Funding received for a new noble gas mass spectrometer!

Post date: Dec 01, 2010 4:44:22 AM

Nine universities and the CSIRO will replace aged and obsolete equipment with new mass spectrometers which will be strategically placed at opposite ends of our continent to improve access for Australian researchers to these instruments for which there is high demand. These instruments will allow more exact dating of events such as eruptions, impacts, climate change, biological extinctions, mineral deposits and mountain building.
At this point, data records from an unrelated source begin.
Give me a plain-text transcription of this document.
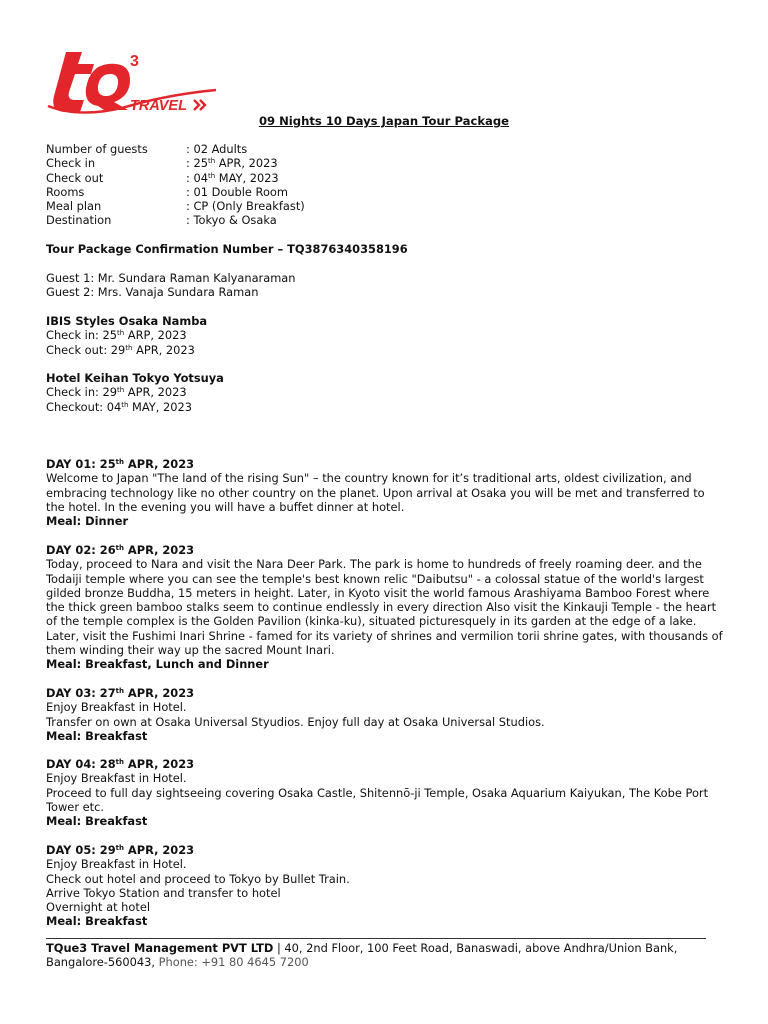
3
TRAVEL
tQ
09 Nights 10 Days Japan Tour Package
Number of guests	: 02 Adults
Check in	: 25th APR, 2023
Check out	: 04th MAY, 2023
Rooms	: 01 Double Room
Meal plan	: CP (Only Breakfast)
Destination	: Tokyo & Osaka
Tour Package Confirmation Number – TQ3876340358196
Guest 1: Mr. Sundara Raman Kalyanaraman
Guest 2: Mrs. Vanaja Sundara Raman
IBIS Styles Osaka Namba
Check in: 25th ARP, 2023
Check out: 29th APR, 2023
Hotel Keihan Tokyo Yotsuya
Check in: 29th APR, 2023
Checkout: 04th MAY, 2023
DAY 01: 25th APR, 2023

Welcome to Japan "The land of the rising Sun" – the country known for it’s traditional arts, oldest civilization, and embracing technology like no other country on the planet. Upon arrival at Osaka you will be met and transferred to the hotel. In the evening you will have a buffet dinner at hotel.

Meal: Dinner
DAY 02: 26th APR, 2023

Today, proceed to Nara and visit the Nara Deer Park. The park is home to hundreds of freely roaming deer. and the Todaiji temple where you can see the temple's best known relic "Daibutsu" - a colossal statue of the world's largest gilded bronze Buddha, 15 meters in height. Later, in Kyoto visit the world famous Arashiyama Bamboo Forest where the thick green bamboo stalks seem to continue endlessly in every direction Also visit the Kinkauji Temple - the heart of the temple complex is the Golden Pavilion (kinka-ku), situated picturesquely in its garden at the edge of a lake. Later, visit the Fushimi Inari Shrine - famed for its variety of shrines and vermilion torii shrine gates, with thousands of them winding their way up the sacred Mount Inari.

Meal: Breakfast, Lunch and Dinner
DAY 03: 27th APR, 2023

Enjoy Breakfast in Hotel.

Transfer on own at Osaka Universal Styudios. Enjoy full day at Osaka Universal Studios.

Meal: Breakfast
DAY 04: 28th APR, 2023

Enjoy Breakfast in Hotel.

Proceed to full day sightseeing covering Osaka Castle, Shitennō-ji Temple, Osaka Aquarium Kaiyukan, The Kobe Port Tower etc.

Meal: Breakfast
DAY 05: 29th APR, 2023

Enjoy Breakfast in Hotel.

Check out hotel and proceed to Tokyo by Bullet Train.

Arrive Tokyo Station and transfer to hotel

Overnight at hotel

Meal: Breakfast
TQue3 Travel Management PVT LTD | 40, 2nd Floor, 100 Feet Road, Banaswadi, above Andhra/Union Bank, Bangalore-560043, Phone: +91 80 4645 7200
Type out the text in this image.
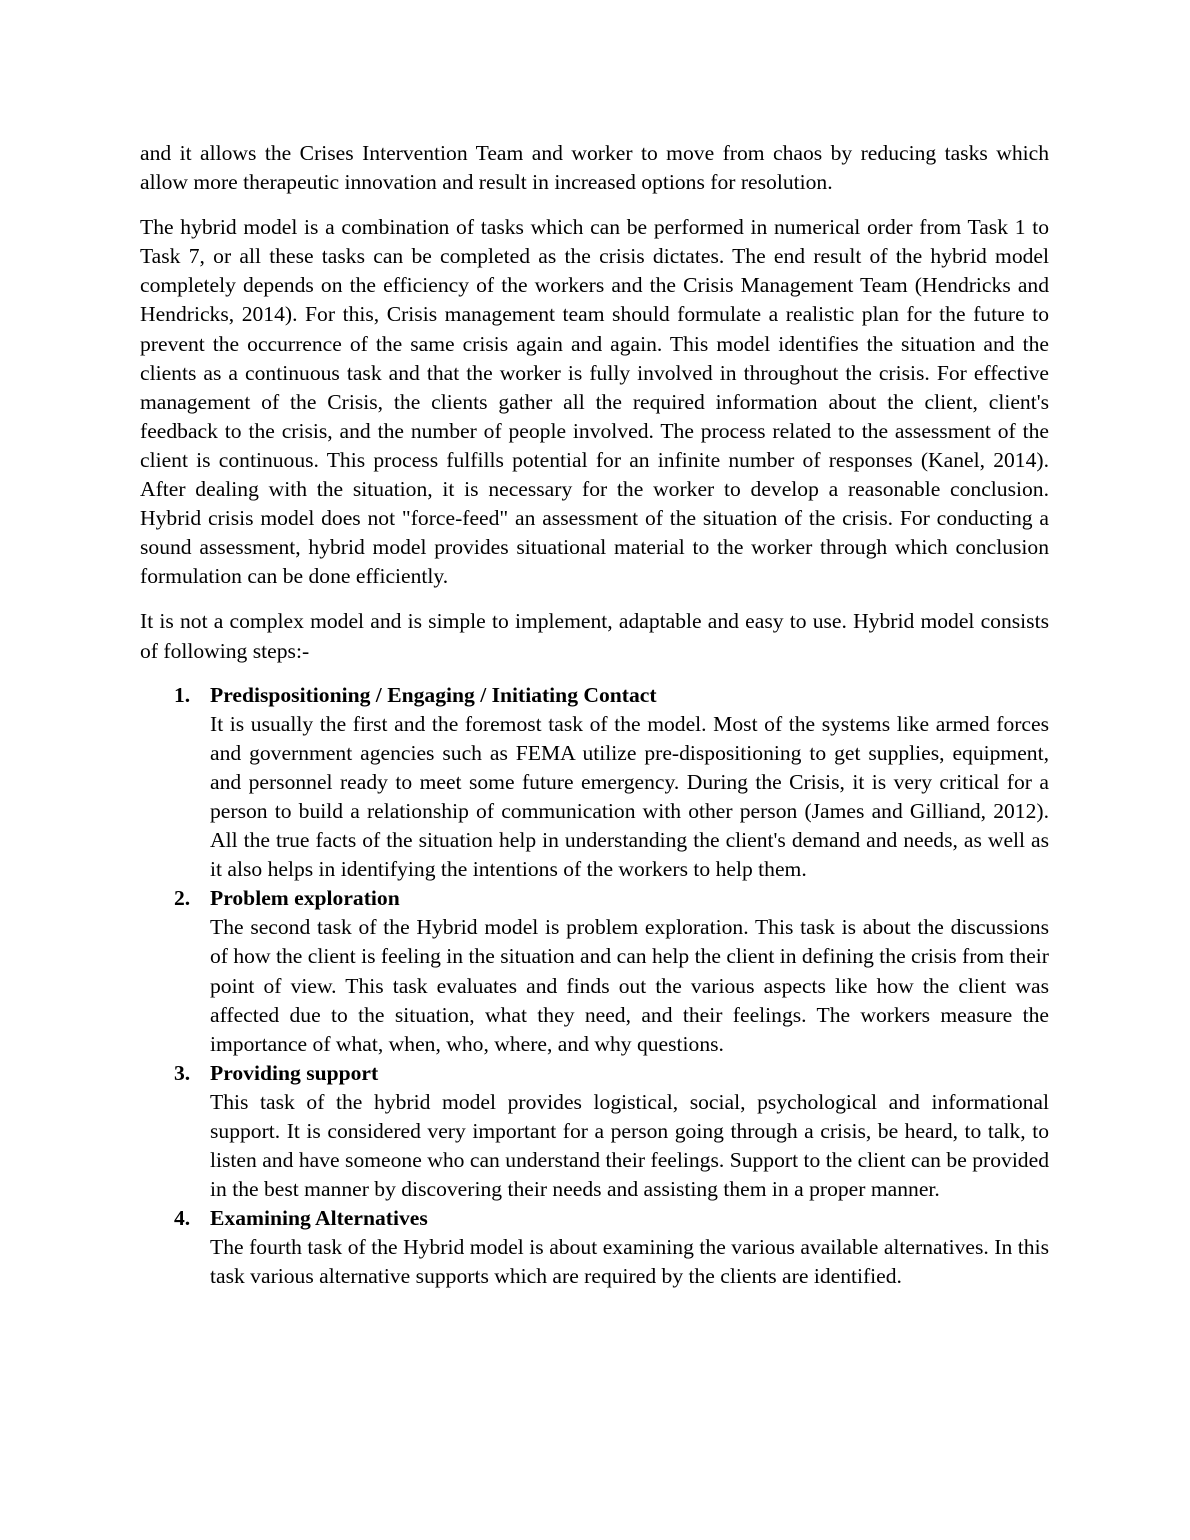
and it allows the Crises Intervention Team and worker to move from chaos by reducing tasks which allow more therapeutic innovation and result in increased options for resolution.

The hybrid model is a combination of tasks which can be performed in numerical order from Task 1 to Task 7, or all these tasks can be completed as the crisis dictates. The end result of the hybrid model completely depends on the efficiency of the workers and the Crisis Management Team (Hendricks and Hendricks, 2014). For this, Crisis management team should formulate a realistic plan for the future to prevent the occurrence of the same crisis again and again. This model identifies the situation and the clients as a continuous task and that the worker is fully involved in throughout the crisis. For effective management of the Crisis, the clients gather all the required information about the client, client's feedback to the crisis, and the number of people involved. The process related to the assessment of the client is continuous. This process fulfills potential for an infinite number of responses (Kanel, 2014). After dealing with the situation, it is necessary for the worker to develop a reasonable conclusion. Hybrid crisis model does not "force-feed" an assessment of the situation of the crisis. For conducting a sound assessment, hybrid model provides situational material to the worker through which conclusion formulation can be done efficiently.

It is not a complex model and is simple to implement, adaptable and easy to use. Hybrid model consists of following steps:-

1. Predispositioning / Engaging / Initiating Contact
It is usually the first and the foremost task of the model. Most of the systems like armed forces and government agencies such as FEMA utilize pre-dispositioning to get supplies, equipment, and personnel ready to meet some future emergency. During the Crisis, it is very critical for a person to build a relationship of communication with other person (James and Gilliand, 2012). All the true facts of the situation help in understanding the client's demand and needs, as well as it also helps in identifying the intentions of the workers to help them.
2. Problem exploration
The second task of the Hybrid model is problem exploration. This task is about the discussions of how the client is feeling in the situation and can help the client in defining the crisis from their point of view. This task evaluates and finds out the various aspects like how the client was affected due to the situation, what they need, and their feelings. The workers measure the importance of what, when, who, where, and why questions.
3. Providing support
This task of the hybrid model provides logistical, social, psychological and informational support. It is considered very important for a person going through a crisis, be heard, to talk, to listen and have someone who can understand their feelings. Support to the client can be provided in the best manner by discovering their needs and assisting them in a proper manner.
4. Examining Alternatives
The fourth task of the Hybrid model is about examining the various available alternatives. In this task various alternative supports which are required by the clients are identified.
The John de Laeter Centre of Mass Spectrometry will acquire and operate a new generation ultrahigh resolution Multi-Collector Noble Gas Mass Spectrometer with fully automated low-volume extraction line, lasers and furnace for 40Ar/39Ar geochronology and 3He/4He thermochronology. This new facility will provide more accurate, precise and rapid data collection and enable increased temporal and spatial resolution in minerals as young as the Quaternary Period. The new system will lead to explore literally new dimension in 40Ar/39Ar geochronology and will be used to address some of the most outstanding problems in Geosciences including applications to geothermal systems, fault history analysis, geotectonics, palaeoclimate and ore formation.

ANU and the John de Laeter Centre (WA) emerge as national equipment concentrations, with depth, breadth and high levels of technical support. Here we seek to establish a joint facility with two mass spectrometers to replace aged and obsolete equipment, to service a growing and diversifying research community focused on establishing precise correlation of events through time. We will establish calibrations between laboratories, and between biological, U-Pb, and Ar-Ar time scales, examining the architecture of ancient tectonic environments, and the resource deposits they contain. The upgraded joint facility will provide data we need to understand the history of eruptions, extinctions, impacts, orebodies and orogenies through time.